The effect of the offer and issue of the convertible notes on the Company will be that the Company will raise $250,000 before costs. The proceeds from the issue of the convertible notes will be used to manufacture additional inventory of the Company’s SPACETALK children’s phone+watch required for future and existing distribution arrangements.
Unless otherwise defined, capitalised items used in this notice have the same meaning as in the Unsecured Convertible Note Deed dated 3 October 2018 ( Note Deed ).

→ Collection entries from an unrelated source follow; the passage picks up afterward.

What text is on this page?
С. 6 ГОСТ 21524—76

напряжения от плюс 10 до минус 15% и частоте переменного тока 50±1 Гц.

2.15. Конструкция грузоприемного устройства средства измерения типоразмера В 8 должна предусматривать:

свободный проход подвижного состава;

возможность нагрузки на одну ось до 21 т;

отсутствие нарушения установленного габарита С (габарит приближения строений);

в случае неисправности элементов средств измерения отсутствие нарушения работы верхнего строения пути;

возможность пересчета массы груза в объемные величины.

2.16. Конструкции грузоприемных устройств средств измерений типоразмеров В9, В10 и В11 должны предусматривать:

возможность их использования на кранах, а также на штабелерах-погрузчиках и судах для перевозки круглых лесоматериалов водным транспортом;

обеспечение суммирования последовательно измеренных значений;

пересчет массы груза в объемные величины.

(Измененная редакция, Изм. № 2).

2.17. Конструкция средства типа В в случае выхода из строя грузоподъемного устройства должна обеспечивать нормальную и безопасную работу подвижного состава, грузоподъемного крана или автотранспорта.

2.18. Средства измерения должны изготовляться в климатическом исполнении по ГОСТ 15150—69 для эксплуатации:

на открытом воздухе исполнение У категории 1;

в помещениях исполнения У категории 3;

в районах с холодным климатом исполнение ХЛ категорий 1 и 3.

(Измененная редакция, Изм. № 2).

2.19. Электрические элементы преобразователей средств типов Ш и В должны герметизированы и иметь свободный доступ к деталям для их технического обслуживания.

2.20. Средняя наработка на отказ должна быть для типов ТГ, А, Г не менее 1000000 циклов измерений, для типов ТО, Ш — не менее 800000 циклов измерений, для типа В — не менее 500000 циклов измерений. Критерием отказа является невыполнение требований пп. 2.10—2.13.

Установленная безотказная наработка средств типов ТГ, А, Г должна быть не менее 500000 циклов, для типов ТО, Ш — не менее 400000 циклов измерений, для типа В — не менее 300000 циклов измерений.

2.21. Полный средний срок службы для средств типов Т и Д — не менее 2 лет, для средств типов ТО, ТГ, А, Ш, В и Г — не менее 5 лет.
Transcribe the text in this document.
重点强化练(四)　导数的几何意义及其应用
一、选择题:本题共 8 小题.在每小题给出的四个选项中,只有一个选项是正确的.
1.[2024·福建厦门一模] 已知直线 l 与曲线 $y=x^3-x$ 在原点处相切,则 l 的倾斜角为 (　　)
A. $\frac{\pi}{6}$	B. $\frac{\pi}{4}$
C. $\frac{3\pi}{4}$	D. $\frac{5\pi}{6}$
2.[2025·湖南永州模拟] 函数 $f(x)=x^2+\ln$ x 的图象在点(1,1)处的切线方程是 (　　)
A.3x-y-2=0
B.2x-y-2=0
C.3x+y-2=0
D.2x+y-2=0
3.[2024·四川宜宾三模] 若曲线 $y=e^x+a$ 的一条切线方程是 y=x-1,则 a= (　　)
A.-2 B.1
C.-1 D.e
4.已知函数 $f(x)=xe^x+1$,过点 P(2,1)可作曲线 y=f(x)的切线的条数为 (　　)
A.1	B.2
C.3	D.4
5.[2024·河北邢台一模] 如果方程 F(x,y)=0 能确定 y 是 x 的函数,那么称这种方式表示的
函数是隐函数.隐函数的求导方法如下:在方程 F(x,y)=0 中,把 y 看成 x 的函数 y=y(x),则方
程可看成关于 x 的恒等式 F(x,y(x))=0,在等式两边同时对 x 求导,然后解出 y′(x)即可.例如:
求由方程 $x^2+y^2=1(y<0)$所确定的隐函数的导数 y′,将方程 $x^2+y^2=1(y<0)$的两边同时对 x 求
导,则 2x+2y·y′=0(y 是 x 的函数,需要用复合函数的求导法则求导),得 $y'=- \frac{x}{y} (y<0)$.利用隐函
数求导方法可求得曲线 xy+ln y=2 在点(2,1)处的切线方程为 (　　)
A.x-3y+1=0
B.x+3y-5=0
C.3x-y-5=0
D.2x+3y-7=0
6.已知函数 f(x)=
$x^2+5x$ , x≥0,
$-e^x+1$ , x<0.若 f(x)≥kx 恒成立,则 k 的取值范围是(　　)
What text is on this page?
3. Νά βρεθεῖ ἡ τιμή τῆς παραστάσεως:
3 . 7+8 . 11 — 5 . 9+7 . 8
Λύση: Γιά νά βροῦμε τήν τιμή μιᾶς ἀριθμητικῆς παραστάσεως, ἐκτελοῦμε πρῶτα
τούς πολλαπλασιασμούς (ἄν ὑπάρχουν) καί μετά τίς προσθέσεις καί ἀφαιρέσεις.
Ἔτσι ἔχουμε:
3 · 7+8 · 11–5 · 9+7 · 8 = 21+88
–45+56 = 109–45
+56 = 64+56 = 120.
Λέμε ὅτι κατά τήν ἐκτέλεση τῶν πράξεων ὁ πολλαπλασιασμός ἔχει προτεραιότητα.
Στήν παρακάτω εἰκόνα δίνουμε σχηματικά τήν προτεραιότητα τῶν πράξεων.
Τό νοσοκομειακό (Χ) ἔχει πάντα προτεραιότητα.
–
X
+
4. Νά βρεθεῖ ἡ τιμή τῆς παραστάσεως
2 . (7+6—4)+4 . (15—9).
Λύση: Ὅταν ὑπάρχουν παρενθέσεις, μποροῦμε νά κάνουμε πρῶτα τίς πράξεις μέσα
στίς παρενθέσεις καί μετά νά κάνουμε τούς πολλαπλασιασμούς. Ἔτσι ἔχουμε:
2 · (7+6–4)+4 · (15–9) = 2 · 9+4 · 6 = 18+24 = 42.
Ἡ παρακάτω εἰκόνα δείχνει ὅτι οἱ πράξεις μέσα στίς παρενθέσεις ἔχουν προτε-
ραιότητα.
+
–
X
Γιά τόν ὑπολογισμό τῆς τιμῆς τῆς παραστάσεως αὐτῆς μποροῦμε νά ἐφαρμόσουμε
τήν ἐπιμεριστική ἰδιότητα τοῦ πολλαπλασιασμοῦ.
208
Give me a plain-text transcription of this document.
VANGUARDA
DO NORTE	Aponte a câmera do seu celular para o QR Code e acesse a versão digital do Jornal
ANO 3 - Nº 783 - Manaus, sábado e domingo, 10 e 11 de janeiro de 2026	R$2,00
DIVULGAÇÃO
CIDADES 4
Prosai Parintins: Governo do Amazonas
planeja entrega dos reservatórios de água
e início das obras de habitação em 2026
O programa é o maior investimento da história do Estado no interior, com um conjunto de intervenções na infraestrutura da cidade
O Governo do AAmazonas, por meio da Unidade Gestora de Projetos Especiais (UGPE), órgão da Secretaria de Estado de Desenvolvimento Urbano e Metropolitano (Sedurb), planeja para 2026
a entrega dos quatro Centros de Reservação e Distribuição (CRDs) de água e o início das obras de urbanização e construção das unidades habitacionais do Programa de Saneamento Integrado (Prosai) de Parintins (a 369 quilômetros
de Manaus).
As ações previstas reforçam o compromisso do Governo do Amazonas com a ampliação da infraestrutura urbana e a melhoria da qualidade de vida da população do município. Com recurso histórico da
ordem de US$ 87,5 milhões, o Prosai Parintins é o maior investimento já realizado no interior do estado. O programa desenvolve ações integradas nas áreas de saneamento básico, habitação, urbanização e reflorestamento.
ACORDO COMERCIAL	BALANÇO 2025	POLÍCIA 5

1. Rights and liabilities of convertible notes
-
(a) Maturity Date: 3 October 2020
-
(b) Coupon: 7% per annum on the outstanding Principal Amounts of issued Convertible Notes, payable on 31 March, 30 June, 30 September and 31 December in each year and on the Maturity Date.
-
(c) Convertible Note Redemption: The Company agrees to redeem each Convertible Note on the Maturity Date, to the extent it has not been converted into Shares or a relevant Investor has not delivered a Conversion Notice in respect of them on or before the Maturity Date, by paying to the Investors in their proportions an amount equal to the outstanding Principal Amount plus accrued but unpaid interest, in full, in immediately available funds, without withholding or deduction, in Australian Dollars.
-
(d) Conversion: Convertible into Shares at the Investor’s option at any time up and including the Maturity Date, at the Conversion Price.
-
(e) Number of Shares on conversion: The Convertible Notes are convertible into shares at the election of an investor in accordance with the following formula:
-
a. Number of shares = Principal Amount/Conversion Price
-
b. Conversion Price means the lower of:
- i. a 20% discount to the lowest price at which shares have been issued after the date of the Convertible Note Deed; or
ii. $3.50 (the Floor Price).
2. Rights and liabilities of ordinary shares of Company
The rights and liabilities of ordinary shares of the Company (which the Convertible Notes convert into) can be summarised as follows.
4
The rights and liabilities attaching to ownership of Shares arise from a combination of the constitution of the Company, statute, the ASX Listing Rules and general law.
3. Further information
The Company is a disclosing entity for the purposes of the Corporations Act. As a disclosing entity, it is subject to regular reporting and disclosure obligations. Broadly, these obligations require the Company to prepare both yearly and half yearly financial statements, a report on the operations of the Company during the relevant accounting period together with an audit or review report by the Company’s auditor.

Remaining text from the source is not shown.